Специалисты Белгородского государственного национального исследовательского университета создали методику генетического прогнозирования развития глаукомы. Об этом «Газете.Ru» рассказали в Минобрнауки России. Методика прогнозирования позволит формировать группы риска для наблюдения и предупреждения глаукомы.

Наиболее распространенной клинической формой глаукомы, согласно медицинским исследованиям, считается первичная открыто-угольная глаукома, на долю которой приходится до 96% всех форм глауком. Заболевание обусловлено влиянием ряда факторов, в числе которых величина переднезадней оси глаза, толщина роговицы, анатомические особенности, наличие системной сердечно-сосудистой патологии, характер питания, курение, возраст, пол. Также отягощает заболевание эксфолиативный синдром (ЭС), при котором глаукома становится устойчивой к медикаментозной терапии и быстрее прогрессирует.

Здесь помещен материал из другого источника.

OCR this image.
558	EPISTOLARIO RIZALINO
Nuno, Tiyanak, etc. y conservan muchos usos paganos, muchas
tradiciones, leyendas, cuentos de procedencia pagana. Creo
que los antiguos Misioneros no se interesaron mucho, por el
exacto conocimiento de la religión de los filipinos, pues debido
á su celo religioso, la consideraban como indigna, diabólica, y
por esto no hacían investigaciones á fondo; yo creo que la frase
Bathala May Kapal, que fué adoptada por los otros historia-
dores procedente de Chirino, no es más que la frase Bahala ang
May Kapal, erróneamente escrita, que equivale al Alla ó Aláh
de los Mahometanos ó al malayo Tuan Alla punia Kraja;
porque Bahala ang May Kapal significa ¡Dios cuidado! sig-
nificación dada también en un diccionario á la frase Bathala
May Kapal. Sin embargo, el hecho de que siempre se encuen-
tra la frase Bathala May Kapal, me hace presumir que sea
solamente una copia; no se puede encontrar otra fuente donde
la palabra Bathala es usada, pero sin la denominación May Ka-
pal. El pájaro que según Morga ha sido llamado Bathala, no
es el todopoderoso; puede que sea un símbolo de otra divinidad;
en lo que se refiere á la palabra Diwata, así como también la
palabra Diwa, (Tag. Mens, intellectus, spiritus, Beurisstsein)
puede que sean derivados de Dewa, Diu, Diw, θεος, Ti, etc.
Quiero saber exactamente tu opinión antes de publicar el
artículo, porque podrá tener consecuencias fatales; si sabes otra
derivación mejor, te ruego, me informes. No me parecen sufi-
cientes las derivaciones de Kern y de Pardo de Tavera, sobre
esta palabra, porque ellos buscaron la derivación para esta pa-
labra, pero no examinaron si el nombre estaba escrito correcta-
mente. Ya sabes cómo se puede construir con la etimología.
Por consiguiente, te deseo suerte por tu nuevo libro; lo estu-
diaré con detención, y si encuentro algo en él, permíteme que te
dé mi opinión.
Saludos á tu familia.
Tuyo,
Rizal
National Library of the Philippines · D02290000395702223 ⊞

Этого не происходит при первичной открытоугольной глаукоме без эксфолиативного синдрома, которая на ранних этапах развития протекает бессимптомно.

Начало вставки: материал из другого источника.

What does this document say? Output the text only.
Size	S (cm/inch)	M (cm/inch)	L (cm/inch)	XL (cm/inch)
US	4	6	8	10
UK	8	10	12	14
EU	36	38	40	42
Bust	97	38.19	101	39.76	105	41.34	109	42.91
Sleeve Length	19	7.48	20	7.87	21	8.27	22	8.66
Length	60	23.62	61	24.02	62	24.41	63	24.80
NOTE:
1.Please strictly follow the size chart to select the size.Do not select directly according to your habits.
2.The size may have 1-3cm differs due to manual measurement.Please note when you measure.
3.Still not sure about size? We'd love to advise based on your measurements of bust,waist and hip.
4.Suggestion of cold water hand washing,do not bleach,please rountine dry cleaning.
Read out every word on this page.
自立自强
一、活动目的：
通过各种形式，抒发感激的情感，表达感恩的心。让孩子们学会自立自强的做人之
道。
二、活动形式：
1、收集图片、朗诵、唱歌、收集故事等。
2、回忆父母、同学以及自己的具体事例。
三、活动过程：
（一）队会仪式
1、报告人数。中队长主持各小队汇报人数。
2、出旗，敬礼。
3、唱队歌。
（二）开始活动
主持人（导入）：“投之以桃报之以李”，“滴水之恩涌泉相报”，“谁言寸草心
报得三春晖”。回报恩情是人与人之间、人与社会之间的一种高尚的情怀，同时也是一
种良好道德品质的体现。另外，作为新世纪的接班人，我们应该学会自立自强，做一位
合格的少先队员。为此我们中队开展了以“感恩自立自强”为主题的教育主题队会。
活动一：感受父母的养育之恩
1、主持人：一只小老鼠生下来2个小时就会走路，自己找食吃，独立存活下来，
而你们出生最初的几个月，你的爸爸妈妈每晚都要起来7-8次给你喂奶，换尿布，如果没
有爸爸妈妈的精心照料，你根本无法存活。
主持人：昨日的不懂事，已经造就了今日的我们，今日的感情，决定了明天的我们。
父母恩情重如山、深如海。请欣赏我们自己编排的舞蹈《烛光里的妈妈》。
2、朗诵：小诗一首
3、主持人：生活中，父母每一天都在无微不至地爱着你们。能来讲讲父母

«При расчете частот гаплотипов и анализе их ассоциаций с формированием первичной открытоугольной глаукомы без синдрома эксфолиации установлена связь с определенным сочетанием аллелей АААGG ( гаплотип) гена CDKN2B-AS1. Носители этого гаплотипа потенциально входят в группу риска развития данной клинической формы глаукомы», – рассказал «Газете.Ru» заведующий кафедрой медико-биологических дисциплин медицинского института НИУ «БелГУ», профессор Михаил Чурносов.

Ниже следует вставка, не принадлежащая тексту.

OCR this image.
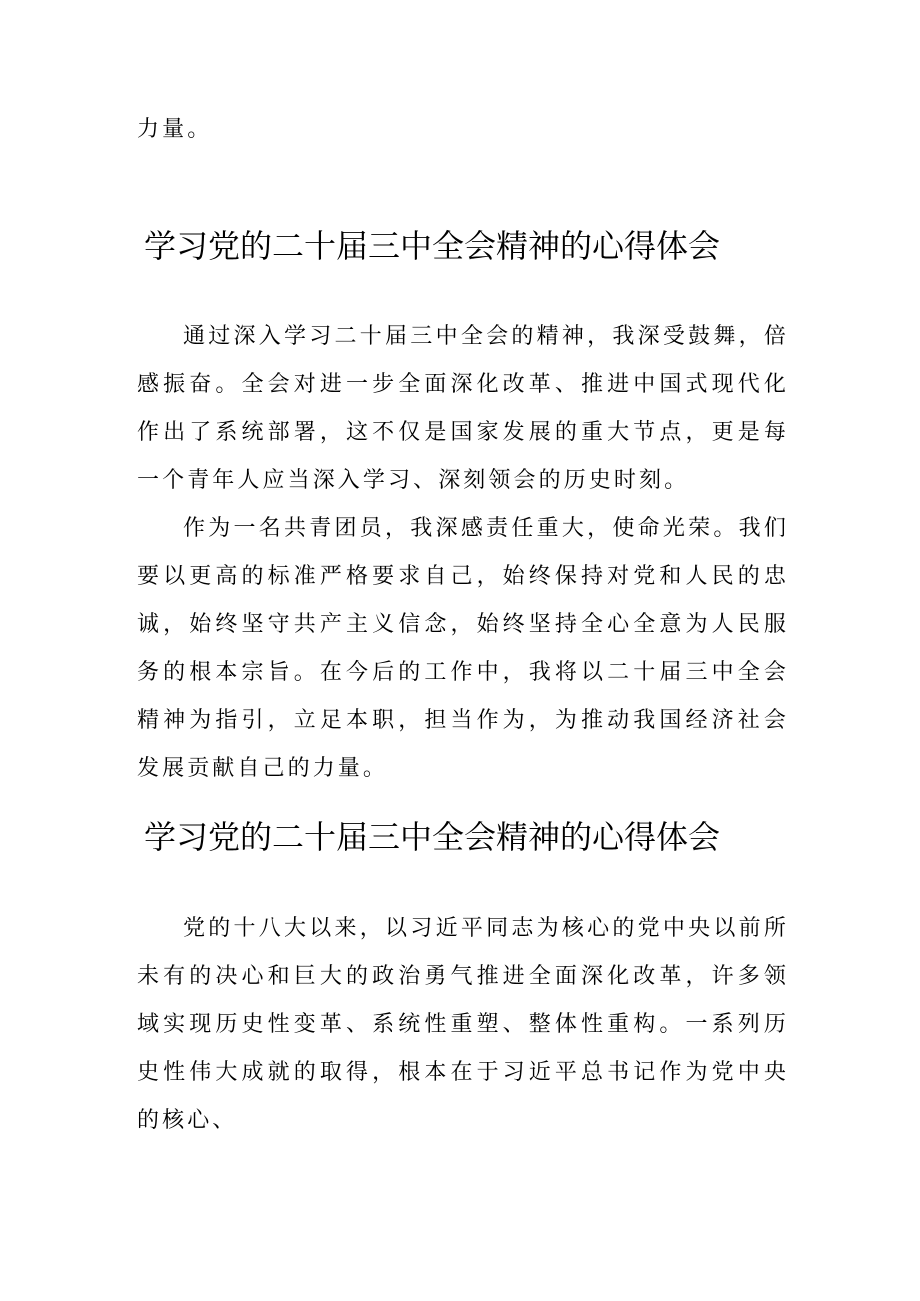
力量。

学习党的二十届三中全会精神的心得体会

通过深入学习二十届三中全会的精神，我深受鼓舞，倍感振奋。全会对进一步全面深化改革、推进中国式现代化作出了系统部署，这不仅是国家发展的重大节点，更是每一个青年人应当深入学习、深刻领会的历史时刻。

作为一名共青团员，我深感责任重大，使命光荣。我们要以更高的标准严格要求自己，始终保持对党和人民的忠诚，始终坚守共产主义信念，始终坚持全心全意为人民服务的根本宗旨。在今后的工作中，我将以二十届三中全会精神为指引，立足本职，担当作为，为推动我国经济社会发展贡献自己的力量。

学习党的二十届三中全会精神的心得体会

党的十八大以来，以习近平同志为核心的党中央以前所未有的决心和巨大的政治勇气推进全面深化改革，许多领域实现历史性变革、系统性重塑、整体性重构。一系列历史性伟大成就的取得，根本在于习近平总书记作为党中央的核心、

Экспериментальным путем ученые подтвердили состоятельность предложенного способа для оценки прогнозирования риска развития заболевания на основе генетических факторов, что позволяет использовать его в практической офтальмологии.

В исследовании приняли участие более 600 человек, из которых 208 больных с первичной открытоугольной глаукомой без синдрома эксфолиации, 396 – без данного заболевания. Больным провели офтальмологическое обследование, а затем типирование молекулярно-генетических маркеров.

Глаукома сегодня является одной из главных причин слепоты и слабовидения в развитых странах, в том числе в России. В связи с этим одной из важных задач современной генетики является изучение генетических причин и механизмов развития глаукомы.